7th International Conference on Spoken Language Processing
September 16-20, 2002
In this paper, we propose a new technique of filter bank subtraction for robust speech recognition under various acoustic conditions. Spectral subtraction is a simple and useful technique for reducing the influence of additive noise. Conventional spectral subtraction assumes accurate estimation of the noise spectrum and no correlation between speech and noise. Those assumptions, however, are rarely satisfied in reality, leading to the degradation of speech recognition accuracy. Moreover, the recognition improvement attained by conventional methods is slight when the input SNR changes sharply. We propose a new method in which the output values of filter banks are used for noise estimation and subtraction. By estimating noise at each filter bank, instead of at each frequency point, the method alleviates the necessity for precise estimation of noise.
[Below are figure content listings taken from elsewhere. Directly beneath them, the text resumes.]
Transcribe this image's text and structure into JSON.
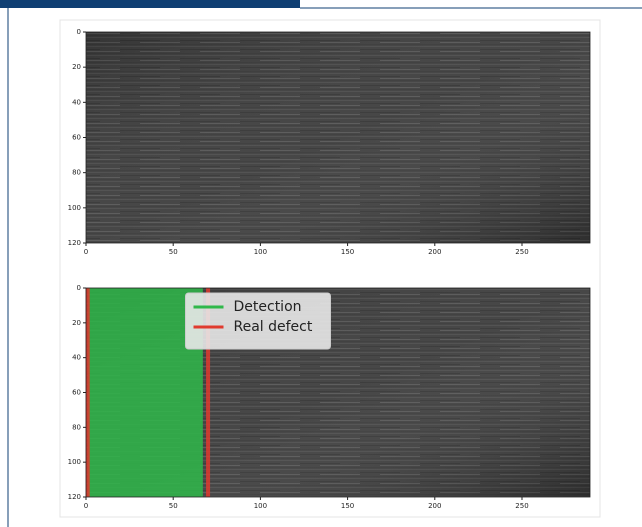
{
  "chart_data": [
    {
      "type": "image",
      "xlim": [
        0,
        289
      ],
      "ylim": [
        120,
        0
      ],
      "xticks": [
        0,
        50,
        100,
        150,
        200,
        250
      ],
      "yticks": [
        0,
        20,
        40,
        60,
        80,
        100,
        120
      ]
    },
    {
      "type": "image",
      "xlim": [
        0,
        289
      ],
      "ylim": [
        120,
        0
      ],
      "xticks": [
        0,
        50,
        100,
        150,
        200,
        250
      ],
      "yticks": [
        0,
        20,
        40,
        60,
        80,
        100,
        120
      ],
      "legend": "upper center",
      "series": [
        {
          "name": "Detection",
          "color": "#2fb84a",
          "x": [
            1,
            67
          ]
        },
        {
          "name": "Real defect",
          "color": "#e03a2e",
          "x": [
            1,
            70
          ]
        }
      ]
    }
  ]
}
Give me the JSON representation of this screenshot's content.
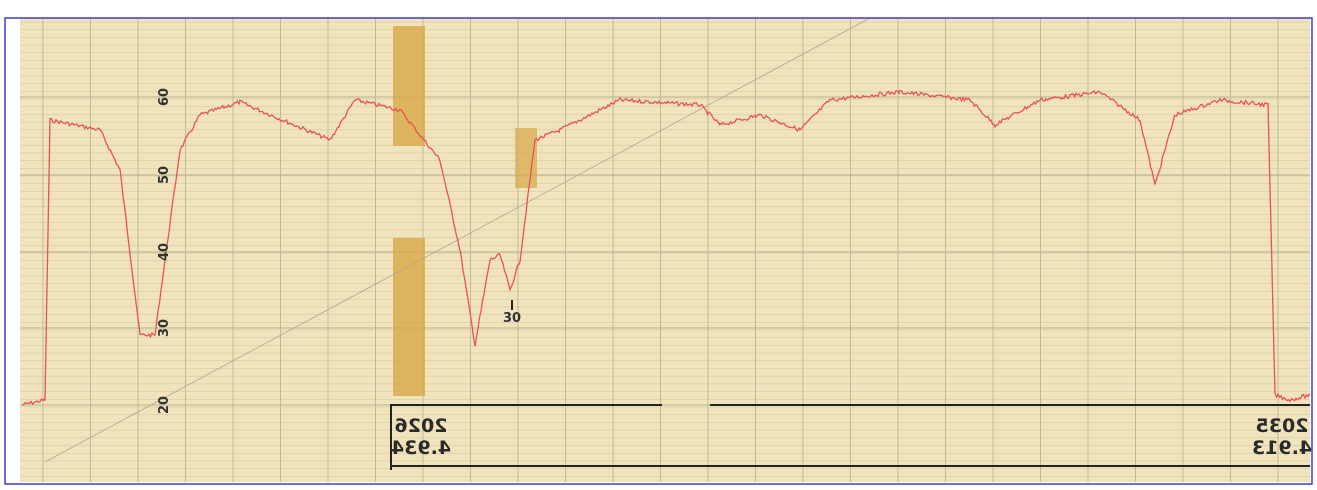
{
  "scale_labels": [
    "60",
    "50",
    "40",
    "30",
    "20"
  ],
  "stamps": [
    {
      "code": "2026",
      "value": "4.934"
    },
    {
      "code": "2035",
      "value": "4.913"
    }
  ],
  "marker": "30"
}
We also take into consideration phase differences between the spectra of speech and noise in the subtraction. Recognition experiments on test sets at several SNRs showed that the filter bank subtraction technique improved the word accuracy significantly and got better results than conventional spectral subtraction on all the test sets. In other experiments, on recognizing speech from TV news field reports with environmental noise, the proposed subtraction method yielded better results than the conventional method.
Bibliographic reference. Onoe, Kazuo / Segi, Hiroyuki / Kobayakawa, Takeshi / Sato, Shoei / Imai, Toru / Ando, Akio (2002): "Filter bank subtraction for robust speech recognition", In ICSLP-2002, 1021-1024.